Architekturwettbewerbe gelten jedenfalls Architekten als das Mittel schlechthin, um künstlerische Qualität zu garantieren. Seit der Wettbewerbsordnung von 1867, die im Wesentlichen bis heute gilt, sind deswegen Architekten oder Künstler immer mit mindestens einer Stimme Mehrheit in der Jury vertreten. Damit soll zumindest am Anfang eines Bauprojektes gewährleistet werden, dass nicht Geld oder die Funktion des Bewerbers im Vordergrund stehen. Tatsächlich zeigt aber die bis heute ungeschriebene Geschichte des Architekturwettbewerbs, dass oft interne Streitereien Jurys dominiert haben, lokalpatriotische und lokalpolitische Interessen sich durchsetzten, und sei es nur, indem wie beim Wettbewerb für das Berliner Museum der Moderne die Sehnsucht nach einem Starentwurf alle Kritik überlagert.

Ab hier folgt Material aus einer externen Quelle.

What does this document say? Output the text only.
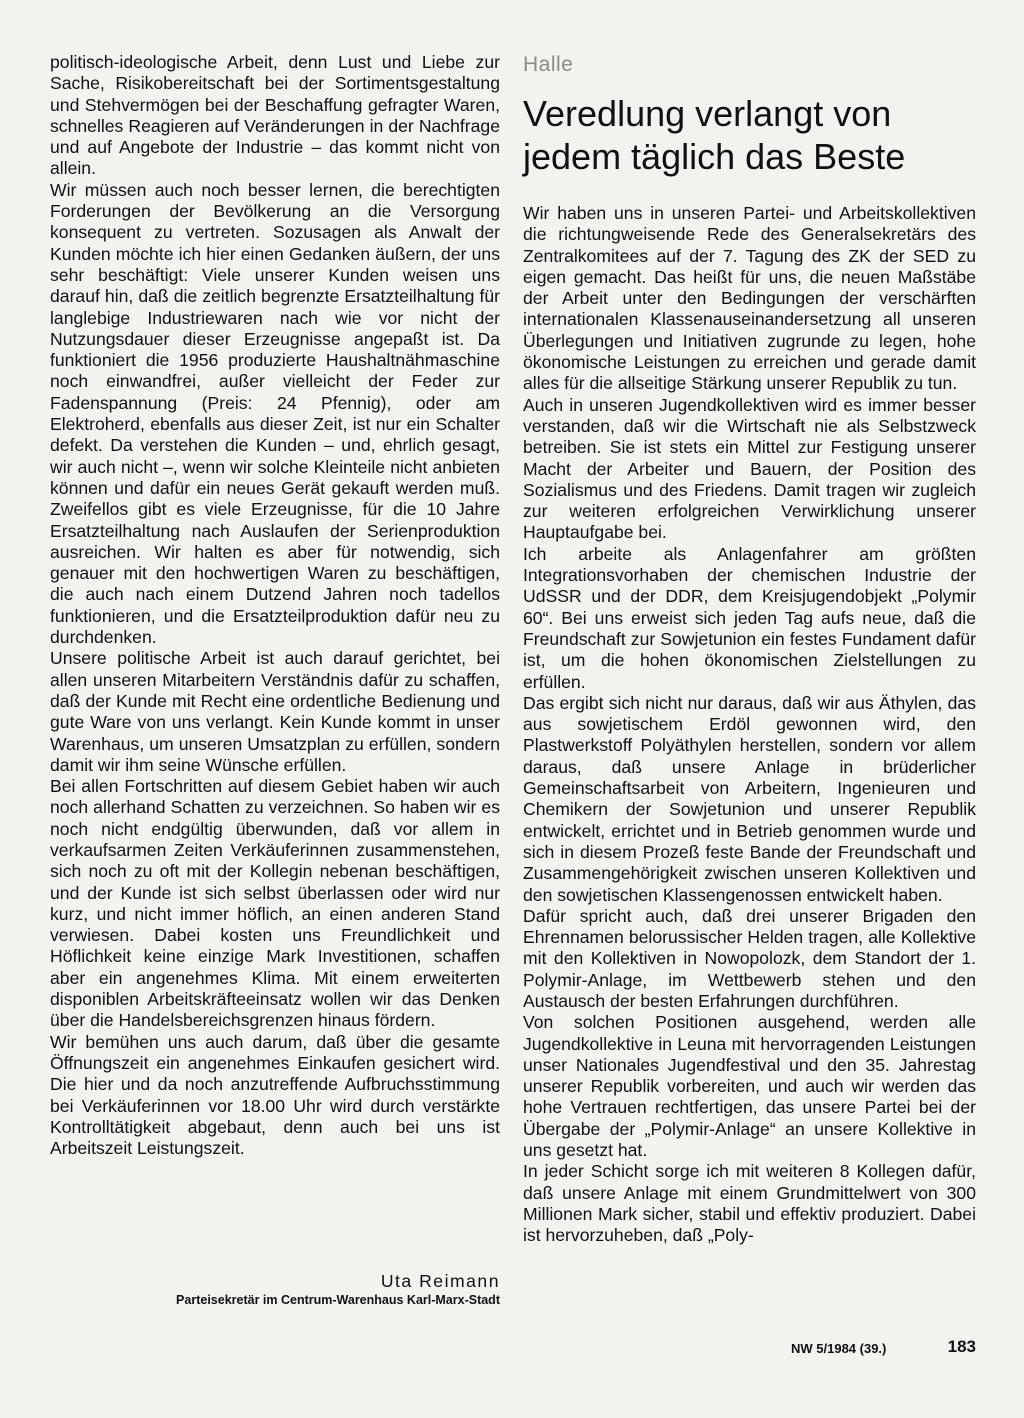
politisch-ideologische Arbeit, denn Lust und Liebe zur Sache, Risikobereitschaft bei der Sortimentsgestaltung und Stehvermögen bei der Beschaffung gefragter Waren, schnelles Reagieren auf Veränderungen in der Nachfrage und auf Angebote der Industrie – das kommt nicht von allein.

Wir müssen auch noch besser lernen, die berechtigten Forderungen der Bevölkerung an die Versorgung konsequent zu vertreten. Sozusagen als Anwalt der Kunden möchte ich hier einen Gedanken äußern, der uns sehr beschäftigt: Viele unserer Kunden weisen uns darauf hin, daß die zeitlich begrenzte Ersatzteilhaltung für langlebige Industriewaren nach wie vor nicht der Nutzungsdauer dieser Erzeugnisse angepaßt ist. Da funktioniert die 1956 produzierte Haushaltnähmaschine noch einwandfrei, außer vielleicht der Feder zur Fadenspannung (Preis: 24 Pfennig), oder am Elektroherd, ebenfalls aus dieser Zeit, ist nur ein Schalter defekt. Da verstehen die Kunden – und, ehrlich gesagt, wir auch nicht –, wenn wir solche Kleinteile nicht anbieten können und dafür ein neues Gerät gekauft werden muß. Zweifellos gibt es viele Erzeugnisse, für die 10 Jahre Ersatzteilhaltung nach Auslaufen der Serienproduktion ausreichen. Wir halten es aber für notwendig, sich genauer mit den hochwertigen Waren zu beschäftigen, die auch nach einem Dutzend Jahren noch tadellos funktionieren, und die Ersatzteilproduktion dafür neu zu durchdenken.

Unsere politische Arbeit ist auch darauf gerichtet, bei allen unseren Mitarbeitern Verständnis dafür zu schaffen, daß der Kunde mit Recht eine ordentliche Bedienung und gute Ware von uns verlangt. Kein Kunde kommt in unser Warenhaus, um unseren Umsatzplan zu erfüllen, sondern damit wir ihm seine Wünsche erfüllen.

Bei allen Fortschritten auf diesem Gebiet haben wir auch noch allerhand Schatten zu verzeichnen. So haben wir es noch nicht endgültig überwunden, daß vor allem in verkaufsarmen Zeiten Verkäuferinnen zusammenstehen, sich noch zu oft mit der Kollegin nebenan beschäftigen, und der Kunde ist sich selbst überlassen oder wird nur kurz, und nicht immer höflich, an einen anderen Stand verwiesen. Dabei kosten uns Freundlichkeit und Höflichkeit keine einzige Mark Investitionen, schaffen aber ein angenehmes Klima. Mit einem erweiterten disponiblen Arbeitskräfteeinsatz wollen wir das Denken über die Handelsbereichsgrenzen hinaus fördern.

Wir bemühen uns auch darum, daß über die gesamte Öffnungszeit ein angenehmes Einkaufen gesichert wird. Die hier und da noch anzutreffende Aufbruchsstimmung bei Verkäuferinnen vor 18.00 Uhr wird durch verstärkte Kontrolltätigkeit abgebaut, denn auch bei uns ist Arbeitszeit Leistungszeit.

Uta Reimann
Parteisekretär im Centrum-Warenhaus Karl-Marx-Stadt
Halle
Veredlung verlangt von jedem täglich das Beste

Wir haben uns in unseren Partei- und Arbeitskollektiven die richtungweisende Rede des Generalsekretärs des Zentralkomitees auf der 7. Tagung des ZK der SED zu eigen gemacht. Das heißt für uns, die neuen Maßstäbe der Arbeit unter den Bedingungen der verschärften internationalen Klassenauseinandersetzung all unseren Überlegungen und Initiativen zugrunde zu legen, hohe ökonomische Leistungen zu erreichen und gerade damit alles für die allseitige Stärkung unserer Republik zu tun.

Auch in unseren Jugendkollektiven wird es immer besser verstanden, daß wir die Wirtschaft nie als Selbstzweck betreiben. Sie ist stets ein Mittel zur Festigung unserer Macht der Arbeiter und Bauern, der Position des Sozialismus und des Friedens. Damit tragen wir zugleich zur weiteren erfolgreichen Verwirklichung unserer Hauptaufgabe bei.

Ich arbeite als Anlagenfahrer am größten Integrationsvorhaben der chemischen Industrie der UdSSR und der DDR, dem Kreisjugendobjekt „Polymir 60“. Bei uns erweist sich jeden Tag aufs neue, daß die Freundschaft zur Sowjetunion ein festes Fundament dafür ist, um die hohen ökonomischen Zielstellungen zu erfüllen.

Das ergibt sich nicht nur daraus, daß wir aus Äthylen, das aus sowjetischem Erdöl gewonnen wird, den Plastwerkstoff Polyäthylen herstellen, sondern vor allem daraus, daß unsere Anlage in brüderlicher Gemeinschaftsarbeit von Arbeitern, Ingenieuren und Chemikern der Sowjetunion und unserer Republik entwickelt, errichtet und in Betrieb genommen wurde und sich in diesem Prozeß feste Bande der Freundschaft und Zusammengehörigkeit zwischen unseren Kollektiven und den sowjetischen Klassengenossen entwickelt haben.

Dafür spricht auch, daß drei unserer Brigaden den Ehrennamen belorussischer Helden tragen, alle Kollektive mit den Kollektiven in Nowopolozk, dem Standort der 1. Polymir-Anlage, im Wettbewerb stehen und den Austausch der besten Erfahrungen durchführen.

Von solchen Positionen ausgehend, werden alle Jugendkollektive in Leuna mit hervorragenden Leistungen unser Nationales Jugendfestival und den 35. Jahrestag unserer Republik vorbereiten, und auch wir werden das hohe Vertrauen rechtfertigen, das unsere Partei bei der Übergabe der „Polymir-Anlage“ an unsere Kollektive in uns gesetzt hat.

In jeder Schicht sorge ich mit weiteren 8 Kollegen dafür, daß unsere Anlage mit einem Grundmittelwert von 300 Millionen Mark sicher, stabil und effektiv produziert. Dabei ist hervorzuheben, daß „Poly-

NW 5/1984 (39.)	183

Architekturwettbewerbe sind in Verruf geraten.
Öffentliche Diskussion
Ein Mittel, dieses Problem wenigstens öffentlich zu machen, wäre die Ausstellung aller Wettbewerbsarbeiten schon vor der Jurysitzung, unter Wahrung der Anonymität der Entwerfer. So forderte es die Ordnung von 1867, und so ist es heute in Skandinavien oder in der Schweiz und bei vielen Garten- und Landschaftsplanerwettbewerben üblich. Damit kommt zumindest eine öffentliche Diskussion in Gange. Die Furcht der Architekten, dass so das Urteil der Jury durch ein ungebildetes Publikum verformt würde, hat sich bei solchen Verfahren aller Erfahrung nach als substanzlos herausgestellt.